Testemunho do Haiti: "Corremos o risco de sequestro todos os dias"
Vatican News
Responsável por uma casa família da Comunidade João XXIII, Velentina Cardia decidiu lançar um grito de alarme para chamar a atenção ao país que ela ama tanto. Escreveu uma longa carta a um jornal italiano, L’Avvenire, na qual denuncia a situação que o Haiti está atravessando. A carta se destaca pelo cuidado e detalhes de quem exige mudanças antes que seja tarde demais.
Repatriações forçadas
"O pequeno país caribenho onde o Presidente Moïse foi assassinado em 7 de julho, e onde, em 14 de agosto, um terremoto de magnitude 7,2 matou 2.200 pessoas e feriu 30.000 está passando por uma crise humanitária nunca vista antes. Em sua carta, Valentina expõe claramente o que o Haiti é hoje. Ela o faz denunciando as condições de vida dos muitos migrantes forçados a retornar a este país. “O mundo", escreve, "está conhecendo o desespero de milhares de pessoas em busca de um futuro na fronteira entre o México e os Estados Unidos, muitos dos quais são haitianos. Pelo menos 14 mil.
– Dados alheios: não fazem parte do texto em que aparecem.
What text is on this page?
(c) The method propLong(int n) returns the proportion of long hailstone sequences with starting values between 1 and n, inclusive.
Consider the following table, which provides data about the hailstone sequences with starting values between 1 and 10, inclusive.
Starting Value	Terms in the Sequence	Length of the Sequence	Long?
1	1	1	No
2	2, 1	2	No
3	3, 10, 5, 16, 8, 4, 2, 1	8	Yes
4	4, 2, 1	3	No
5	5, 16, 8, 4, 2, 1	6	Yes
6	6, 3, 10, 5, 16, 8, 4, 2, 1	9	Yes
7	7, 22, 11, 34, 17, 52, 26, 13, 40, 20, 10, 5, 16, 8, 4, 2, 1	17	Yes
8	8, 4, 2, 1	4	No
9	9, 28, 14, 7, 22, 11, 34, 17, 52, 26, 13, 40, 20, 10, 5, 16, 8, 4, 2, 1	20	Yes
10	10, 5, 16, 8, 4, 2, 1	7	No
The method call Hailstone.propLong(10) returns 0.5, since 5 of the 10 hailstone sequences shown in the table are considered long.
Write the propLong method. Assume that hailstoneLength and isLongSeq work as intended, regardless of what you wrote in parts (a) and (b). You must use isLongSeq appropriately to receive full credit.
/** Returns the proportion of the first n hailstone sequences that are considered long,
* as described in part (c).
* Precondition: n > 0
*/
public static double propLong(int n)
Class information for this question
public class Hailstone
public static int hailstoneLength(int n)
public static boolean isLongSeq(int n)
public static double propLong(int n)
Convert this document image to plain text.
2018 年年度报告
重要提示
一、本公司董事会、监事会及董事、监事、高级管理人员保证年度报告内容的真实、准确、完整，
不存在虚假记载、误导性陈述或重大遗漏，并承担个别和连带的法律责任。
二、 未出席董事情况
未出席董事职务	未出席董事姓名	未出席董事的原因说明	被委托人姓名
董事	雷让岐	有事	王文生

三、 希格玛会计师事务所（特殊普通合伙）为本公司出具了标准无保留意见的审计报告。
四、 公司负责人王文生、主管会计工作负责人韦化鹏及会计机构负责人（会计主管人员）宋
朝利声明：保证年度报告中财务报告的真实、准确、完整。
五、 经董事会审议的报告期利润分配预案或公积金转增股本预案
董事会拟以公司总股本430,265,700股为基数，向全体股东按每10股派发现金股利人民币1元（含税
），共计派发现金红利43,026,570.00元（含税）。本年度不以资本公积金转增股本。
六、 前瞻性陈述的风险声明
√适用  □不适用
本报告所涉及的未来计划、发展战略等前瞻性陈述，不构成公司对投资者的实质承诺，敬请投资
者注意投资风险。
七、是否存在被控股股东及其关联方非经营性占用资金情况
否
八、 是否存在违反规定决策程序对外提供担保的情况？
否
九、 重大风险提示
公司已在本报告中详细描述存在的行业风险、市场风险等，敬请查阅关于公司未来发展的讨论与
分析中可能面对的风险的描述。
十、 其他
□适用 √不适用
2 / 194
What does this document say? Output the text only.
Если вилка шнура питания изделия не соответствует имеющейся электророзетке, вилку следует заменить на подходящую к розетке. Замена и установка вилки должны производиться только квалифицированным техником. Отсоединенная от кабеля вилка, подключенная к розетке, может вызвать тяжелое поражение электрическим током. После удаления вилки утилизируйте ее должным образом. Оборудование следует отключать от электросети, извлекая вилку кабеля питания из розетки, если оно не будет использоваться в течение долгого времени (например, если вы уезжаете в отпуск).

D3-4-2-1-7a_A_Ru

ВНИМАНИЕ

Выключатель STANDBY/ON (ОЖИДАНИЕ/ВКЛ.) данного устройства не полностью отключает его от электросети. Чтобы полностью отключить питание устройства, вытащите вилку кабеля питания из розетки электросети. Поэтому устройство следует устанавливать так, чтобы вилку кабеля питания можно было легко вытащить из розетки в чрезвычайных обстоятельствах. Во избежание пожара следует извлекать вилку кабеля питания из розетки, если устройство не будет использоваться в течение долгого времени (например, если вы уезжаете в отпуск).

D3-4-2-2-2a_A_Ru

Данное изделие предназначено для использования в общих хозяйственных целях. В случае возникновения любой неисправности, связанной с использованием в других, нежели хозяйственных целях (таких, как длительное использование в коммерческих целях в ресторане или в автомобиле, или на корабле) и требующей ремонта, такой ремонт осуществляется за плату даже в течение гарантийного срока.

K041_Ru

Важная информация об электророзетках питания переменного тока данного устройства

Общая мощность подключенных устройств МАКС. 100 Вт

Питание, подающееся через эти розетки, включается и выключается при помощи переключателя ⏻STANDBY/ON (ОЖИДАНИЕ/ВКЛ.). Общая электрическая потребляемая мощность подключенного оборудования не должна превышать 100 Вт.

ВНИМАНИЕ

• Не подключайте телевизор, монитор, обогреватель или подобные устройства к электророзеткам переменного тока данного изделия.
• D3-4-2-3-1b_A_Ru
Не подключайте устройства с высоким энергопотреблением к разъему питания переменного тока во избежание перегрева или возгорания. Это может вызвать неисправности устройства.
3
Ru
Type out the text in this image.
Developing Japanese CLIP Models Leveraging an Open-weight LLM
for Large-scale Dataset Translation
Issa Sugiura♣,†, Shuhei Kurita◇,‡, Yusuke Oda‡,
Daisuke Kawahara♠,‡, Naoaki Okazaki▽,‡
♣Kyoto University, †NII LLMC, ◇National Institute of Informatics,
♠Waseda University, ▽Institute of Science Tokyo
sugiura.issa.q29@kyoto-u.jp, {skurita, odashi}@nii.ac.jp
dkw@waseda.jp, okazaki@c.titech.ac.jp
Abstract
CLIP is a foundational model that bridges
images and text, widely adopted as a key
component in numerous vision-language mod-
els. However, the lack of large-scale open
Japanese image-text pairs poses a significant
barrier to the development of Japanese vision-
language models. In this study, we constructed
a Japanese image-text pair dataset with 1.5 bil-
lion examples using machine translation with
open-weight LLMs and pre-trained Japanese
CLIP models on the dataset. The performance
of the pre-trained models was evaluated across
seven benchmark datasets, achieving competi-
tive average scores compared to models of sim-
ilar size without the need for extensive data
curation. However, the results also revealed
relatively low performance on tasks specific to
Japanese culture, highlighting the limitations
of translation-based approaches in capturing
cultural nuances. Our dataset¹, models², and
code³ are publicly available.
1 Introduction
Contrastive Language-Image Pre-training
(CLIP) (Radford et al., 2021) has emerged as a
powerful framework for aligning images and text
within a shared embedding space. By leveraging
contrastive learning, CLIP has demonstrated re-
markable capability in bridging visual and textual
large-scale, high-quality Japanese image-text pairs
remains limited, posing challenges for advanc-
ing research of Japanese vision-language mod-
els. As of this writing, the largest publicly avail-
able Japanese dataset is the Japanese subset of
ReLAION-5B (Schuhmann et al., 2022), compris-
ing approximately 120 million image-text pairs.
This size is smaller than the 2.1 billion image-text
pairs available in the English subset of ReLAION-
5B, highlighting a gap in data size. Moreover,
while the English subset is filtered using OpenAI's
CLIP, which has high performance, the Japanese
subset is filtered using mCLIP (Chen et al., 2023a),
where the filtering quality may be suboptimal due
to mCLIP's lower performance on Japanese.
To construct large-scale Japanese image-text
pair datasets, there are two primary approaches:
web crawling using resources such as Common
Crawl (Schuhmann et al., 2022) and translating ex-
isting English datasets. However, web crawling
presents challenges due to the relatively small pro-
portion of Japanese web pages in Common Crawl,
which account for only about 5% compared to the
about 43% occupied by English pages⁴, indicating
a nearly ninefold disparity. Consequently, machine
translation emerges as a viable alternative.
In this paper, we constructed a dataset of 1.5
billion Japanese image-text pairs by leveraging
Entre eles, muitos sofreram repatriação forçada". A situação destes indivíduos é dramática, mas Valentina não perde a esperança e conclui sua carta esperando que logo sejam abertos "corredores humanitários, viagens legais e seguras, que possam dar um futuro a tantas pessoas cuja única culpa é ter nascido no lugar errado".
O medo de sequestros
Telefonamos para Valentina Cardia no Haiti. O tom de sua voz não é brilhante, mas suas palavras carregam peso, como as de alguém que sabe bem do que ela está falando. Uma das maiores preocupações", fala à Rádio Vaticano, "é a questão dos sequestros". Eu arrisco, você arrisca, todos nós, mesmo em nossos próprios bairros, ao sair de casa. Na verdade, o principal problema são as gangues armadas, cada vez mais pessoas estão em posse de armas", denuncia. Seu medo é para com seus filhos. "Casei-me aqui, tenho filhos e com meu marido acolhemos mais três". Portanto, para mim é normal ver um futuro juntos aqui, no Haiti, mas agora o limite foi superado. Não posso mais escolher por mim mesma, devo escolher por minha família. A escolha é se ficar ou partir.
Os mais frágeis
"Muitos haitianos já chegam sem documentos na República Dominicana, que é a primeira passagem para os que tentam ir para a América do Norte. Vivem em condições péssimas, o relacionamento com os habitantes locais é terrível", explica Valentina. Depois há o drama dentro do drama, a extrema fragilidade dos que são forçados a retornar ao Haiti. "Estas pessoas voltam a um país onde a situação é devastadora e especialmente os mais jovens acabam se juntando a uma das muitas gangues armadas que precisam de soldados, pessoas que estão dispostas a fazer qualquer coisa mesmo por um pouco de dinheiro", afirma. O risco é que este fenômeno migratório de retorno leve "à superação de todos os limites humanos", continua, "falo como uma pessoa que ama o Haiti, que tem tudo aqui".
Corrupção
Neste contexto, a corrupção está em toda parte. “Estamos preparando a documentação para a guarda legítima destas crianças e onde vamos nos pedem muito dinheiro", reclama Valentina, "até mesmo 600 dólares por um passaporte, quando o custo é seis vezes menor". Mas esta é a única maneira de continuarmos a cumprir nossa missão. Estamos vivendo tudo isso com profunda tristeza, porque", conclui, "me sinto haitiana, as pessoas sofrem de uma maneira incrível e a nossa ajuda, a nossa missão, está viva, mas limitada. Poderíamos fazer mais, mas demasiados interesses, que talvez nem saibamos, não permitem mudanças, fazendo com que o Haiti continue sempre assim”.